This proposal adds simulation support for Decode Context Parallelism (DCP) in MsModeling.

The essence of DCP is: slice the KV cache along the sequence dimension, so that KV cache which was originally redundantly replicated within the TP group is instead stored in shards, thereby:

  • Per-device KV occupancy per sequence is reduced to 1 / dcp_size, so the same number of blocks can hold sequences dcp times longer, supporting larger batches / longer contexts;
  • A single decode first performs all-gather Q within the DCP group (along the head dimension), so each device holds h_q · dcp / tp heads, then runs attention using the local S/dcp KV; local outputs and lse are reorganized into the complete output via all-to-all + online-softmax merge. MLA and GQA share the same communication pattern (2 collective communications per layer); the difference lies only in head partitioning semantics;
  • Because it reuses the TP communication domain, no new devices are introduced; only sequence sharding semantics are layered on top of the TP partitioning dimension.

1.2. Goals

  1. Add a dcp_size dimension to ParallelConfig / UserInputConfig, and correctly model the memory changes and communication/computation changes caused by DCP in the ModelRunner simulation pipeline;
  2. Add a DCP dimension to the search space of throughput_optimizer, enabling Decode optimization to automatically search for the optimal (tp, dcp, ep, moe_dp, batch) combination;
  3. Use a tensor-shape rewrite checklist to clearly identify the shapes that need to be modified in the existing sharding/computation logic for four categories of ops — KV cache / attention / communication primitives / metadata buffer — so that the analytic performance model can be implemented as a graph, with FLOPs / memory / communication volume automatically derived by the existing estimator.

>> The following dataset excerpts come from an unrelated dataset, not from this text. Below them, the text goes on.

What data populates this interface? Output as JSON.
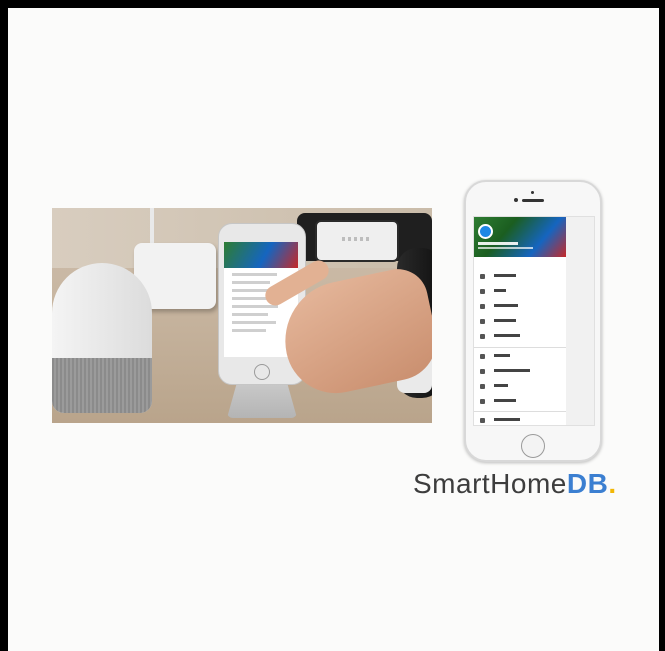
{
  "logo": {
    "brand_text": "SmartHome",
    "db_text": "DB",
    "dot_text": "."
  },
  "colors": {
    "brand_gray": "#3d3d3d",
    "brand_blue": "#3b7fd1",
    "brand_yellow": "#f2b705"
  },
  "phone_menu": {
    "items": [
      {
        "icon": "chat-icon"
      },
      {
        "icon": "music-icon"
      },
      {
        "icon": "home-control-icon"
      },
      {
        "icon": "list-icon"
      },
      {
        "icon": "more-icon"
      },
      {
        "icon": "devices-icon"
      },
      {
        "icon": "account-icon"
      },
      {
        "icon": "offers-icon"
      },
      {
        "icon": "plus-icon"
      },
      {
        "icon": "store-icon"
      }
    ]
  }
}
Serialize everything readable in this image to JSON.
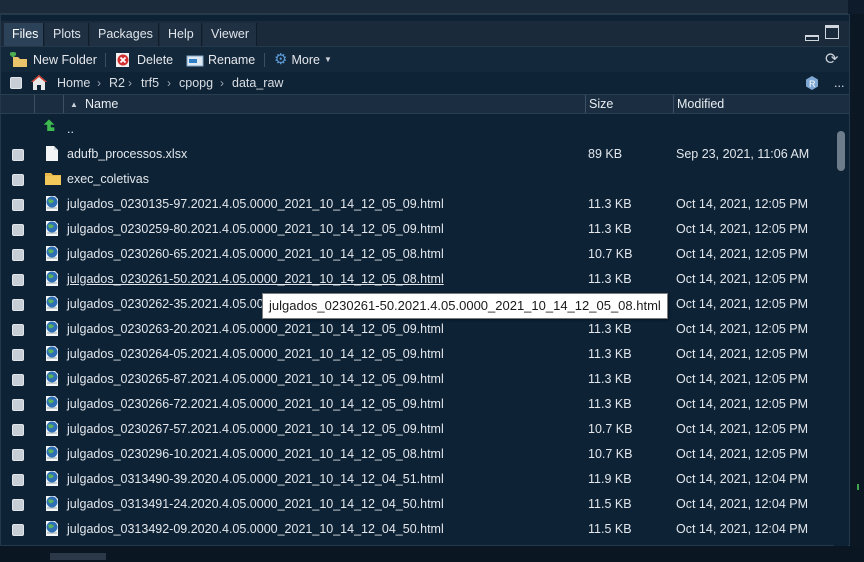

1.3. Non-goals (deferred to future RFCs)

  1. No modeling of Prefill Context Parallel (PCP): PCP involves head-tail sequence partitioning, an independent communication group that expands world_size, three AllGatherKV / AllGatherQ / Ring chunked-prefill fallbacks, reorg_kvcache reordering, and other additional semantics — to be handled in a separate RFC;
  2. No modeling of other CP routes: Ulysses (sequence ↔ head dimension a2a swap) and Ring Attention (KV P2P rolling along a ring) are not in the scope of this simulation. This RFC's simulation only aligns with the vllm-ascend DCP implementation;
  3. No modeling of KV inter-instance transfer: In PD-disaggregated / KV pooling scenarios, the block-interleave KV migration overhead caused by cp_kv_cache_interleave_size = block_size is not counted in TPOT. The simulation only verifies configuration legality and does not model P→D transfer time;
  4. No modeling of DCP interaction with sparse attention (SFA): The SFA backend of DeepSeek-V3.2 replaces S with top_k, and the attention FLOPs formula needs a sparse/dense pair, to be supplemented in a future RFC;
  5. No modeling of MLAPO fused op's internal partitioning under DCP: MLAPO (the RMSNorm + QKV proj + RoPE + KV-write fused op) writes to the local KV shard by dcp_rank when DCP is enabled. In this phase, we treat it as an ordinary fused op partitioned by tp and do not refine the dcp sub-partitioning inside the fused op;
  6. No modeling of launch-overhead consolidation during ACLGraph capture: In graph mode, kernel launch times are consolidated, but the analytic model still sums per-kernel — in the worst case, overestimating launch overhead;
  7. No modifications to vllm-ascend upstream code: Simulation behavior aligns with the implementation in merged vllm-ascend PRs #3260 / #4572 / #5672 / #6563, with no new ops or communication primitives introduced.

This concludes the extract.